How I started to focus on what I can’t do discovering what I can do living with Transvaginal Mesh and Chronic Pain.

Hello Everyone, Good Evening and Morning to you and Once again it’s Monday already, well almost Tuesday.  I started last night with talking a little about Depression, Anxiety and how to just cope with all the emotions we have to face, however I realized a little too late how tired I was.  I didn’t get any sleep the night before and I went back and reread my entry and thought, “wow, look at all the spelling errors”.  Then it came to me today, just before starting this blog entry about “Manic Monday” and I thought to myself, Today was a really good day.  It really was a good day.

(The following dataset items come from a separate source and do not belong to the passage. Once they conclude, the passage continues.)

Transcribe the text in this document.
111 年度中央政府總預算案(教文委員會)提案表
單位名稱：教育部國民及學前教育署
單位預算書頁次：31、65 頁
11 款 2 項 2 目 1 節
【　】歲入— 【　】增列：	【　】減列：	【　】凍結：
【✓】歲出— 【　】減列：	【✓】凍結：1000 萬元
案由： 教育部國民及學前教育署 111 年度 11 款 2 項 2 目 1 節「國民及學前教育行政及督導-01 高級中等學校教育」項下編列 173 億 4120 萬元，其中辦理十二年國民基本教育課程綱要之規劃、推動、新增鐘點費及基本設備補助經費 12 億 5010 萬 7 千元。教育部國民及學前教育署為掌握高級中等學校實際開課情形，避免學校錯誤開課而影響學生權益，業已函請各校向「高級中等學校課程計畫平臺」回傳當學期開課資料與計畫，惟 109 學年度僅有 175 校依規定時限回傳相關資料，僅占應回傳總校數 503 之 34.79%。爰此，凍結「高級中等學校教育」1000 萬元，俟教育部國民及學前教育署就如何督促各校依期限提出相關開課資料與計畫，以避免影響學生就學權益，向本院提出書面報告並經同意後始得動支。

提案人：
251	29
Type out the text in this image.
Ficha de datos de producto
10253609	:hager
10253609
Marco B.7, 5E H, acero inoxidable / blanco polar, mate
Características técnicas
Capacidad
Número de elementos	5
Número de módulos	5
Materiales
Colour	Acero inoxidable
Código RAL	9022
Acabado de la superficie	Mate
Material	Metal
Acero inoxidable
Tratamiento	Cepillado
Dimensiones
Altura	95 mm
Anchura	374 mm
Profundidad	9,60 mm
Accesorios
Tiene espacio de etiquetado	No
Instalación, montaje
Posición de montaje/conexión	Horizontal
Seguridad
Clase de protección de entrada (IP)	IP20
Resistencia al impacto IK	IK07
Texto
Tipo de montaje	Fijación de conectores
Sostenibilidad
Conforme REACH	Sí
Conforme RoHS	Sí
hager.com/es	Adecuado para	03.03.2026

I haven’t felt like this in a while, happy, for just being happy.  I have to say this, I really enjoy blogging all the time.  It seems like with every week that passes by, I can brainstorm idea’s, now it’s coming to me so quickly that I actually started to journal entry my idea’s.  I realized that I would like to break up “The evolution of my Social Anxiety Disorder” into weekly segments.  It’s really got me challenging myself to talk about things, let alone think about them.  I already in just a few short months, have reached so many people, it’s extraordinary and I am Thankful for that.

happypriority

I will do a little highlight on Depression and Anxiety, however I am going to mainly focus on uplifting yourself.  I absolutely am really hard on myself, for a couple of reasons, but mostly because I don’t like defeat, as in Goal setting, plans, just being able to achieve something great, my independence.  I had to realize at some point that my prior life is gone, my independent one, it’s time to create a new one.  I often use prayer as guidance, however I know that I have a lot of self work to do.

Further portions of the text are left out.